Male patients with resurfaces patellae showed less improvement in NRS pain at rest and OKS with a CR-type prosthesis and in OKS with a PS-type prosthesis compared with unresurfaced patellae. Female patients with resurfaced patellae showed less improvement than TKAs with unresurfaced patellae on KOOS-PS with a CR-type prosthesis and more improvement on NRS pain activity with a PS-type prosthesis. These results are also different from those of Baker et al., where no benefit was evidenced of resurfacing in CR- or PS-type prostheses, irrespective of patient gender (16). To our knowledge, no other studies have examined specific results for sex in relation to patellar resurfacing.
A major strength of this register study is 97% completeness for revision (annual report 2019) (10). This large cohort provides the possibility to perform regression analysis while adjusting for confounders. Our study also has some limitations. The majority of hospitals in the Netherlands perform a selective or rarely patellar resurfacing regime (2). We were unable to analyze the reason for patellar resurfacing in this register study. This makes the indication for patellar resurfacing a possible confounding variable. Second, the response rate for patients filling in either a preoperative or a 1-year postoperative PROM was relatively low (30–40% with an increase over time). This may have led to a selection bias. Third, there are no patella-specific items in the LROI for 2014–2019. It is unclear whether patients had AKP or patellofemoral arthrosis preoperatively, which could have contributed to the decision to resurface the patella. Also, the currently used PROMs might not be sensitive enough to specifically measure differences in AKP between the two groups, as a patellofemoral-specific questionnaire like the Kujala (Anterior Knee Pain Scale) is not part of the PROMs recommended by the Netherlands Orthopedic Association and therefore is not included in the LROI (27). However, we do think that the assessment of KOOS-PS, OKS, and NRS pain at rest and activity would nonetheless detect any present clinically relevant differences.
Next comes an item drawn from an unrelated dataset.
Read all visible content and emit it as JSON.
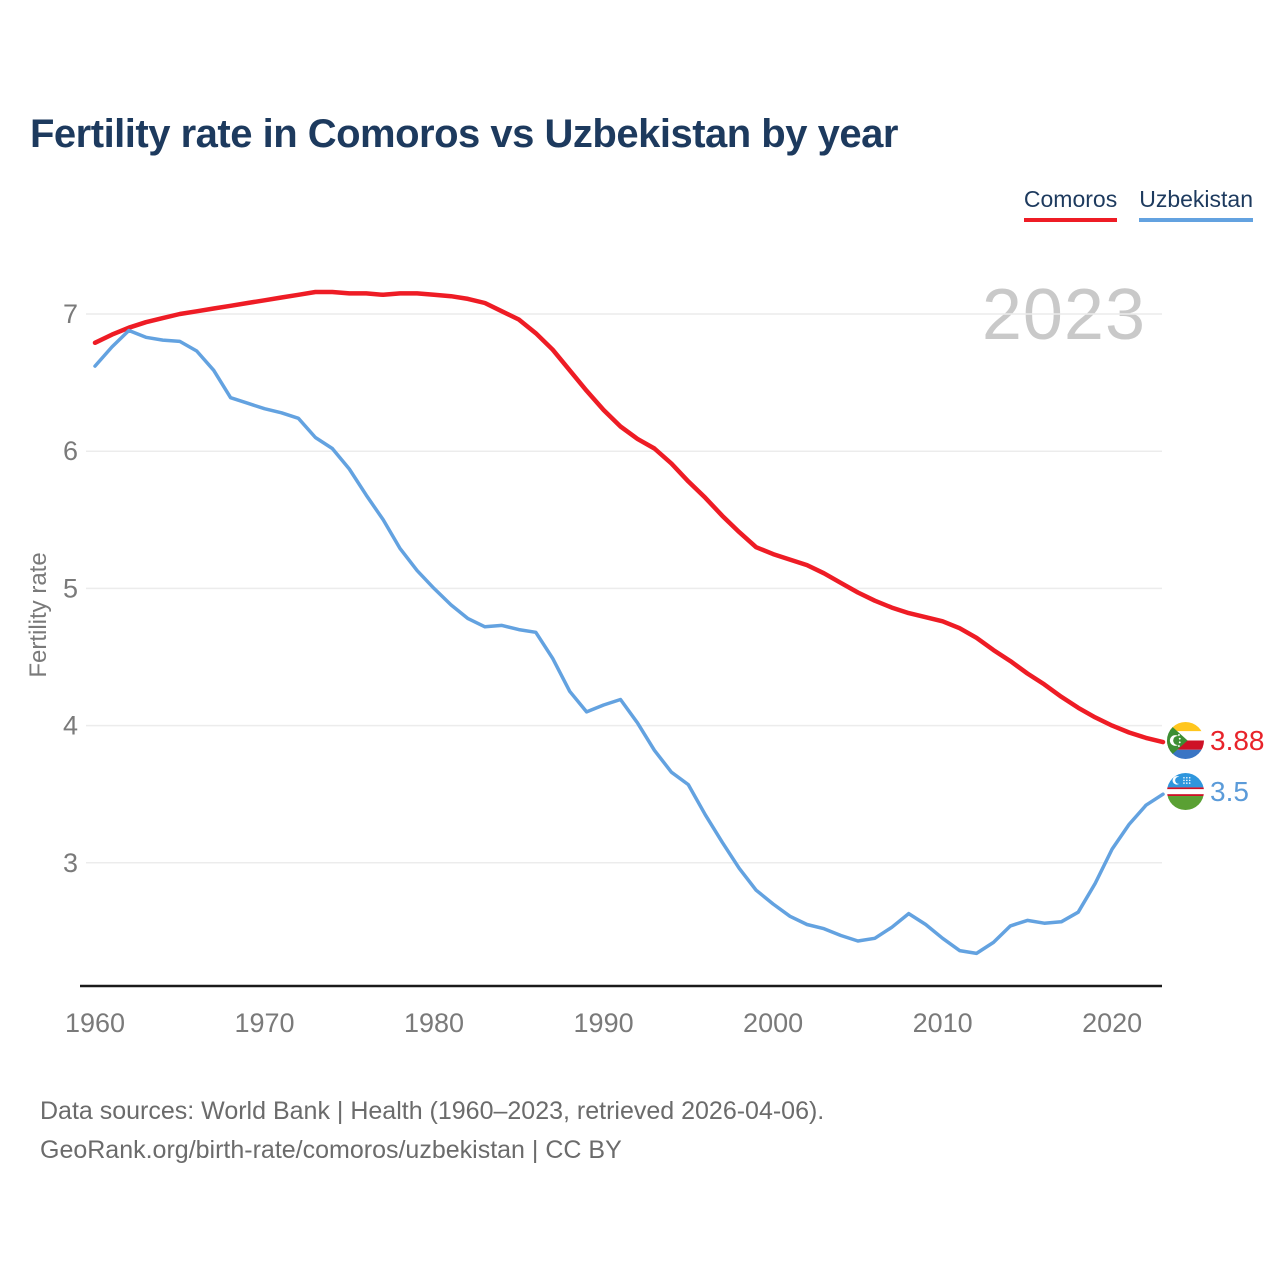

Finally, one should be aware that by performing a series of different statistical tests on several different outcomes, as was done in this study, the risk of false-positive findings increases.
Our results show no difference in 1-year improvement of patient-reported physical functioning and pain scores between resurfaced and unresurfaced patellae after TKA. Our results add to the growing evidence that patellar resurfacing is not associated with better clinical outcomes.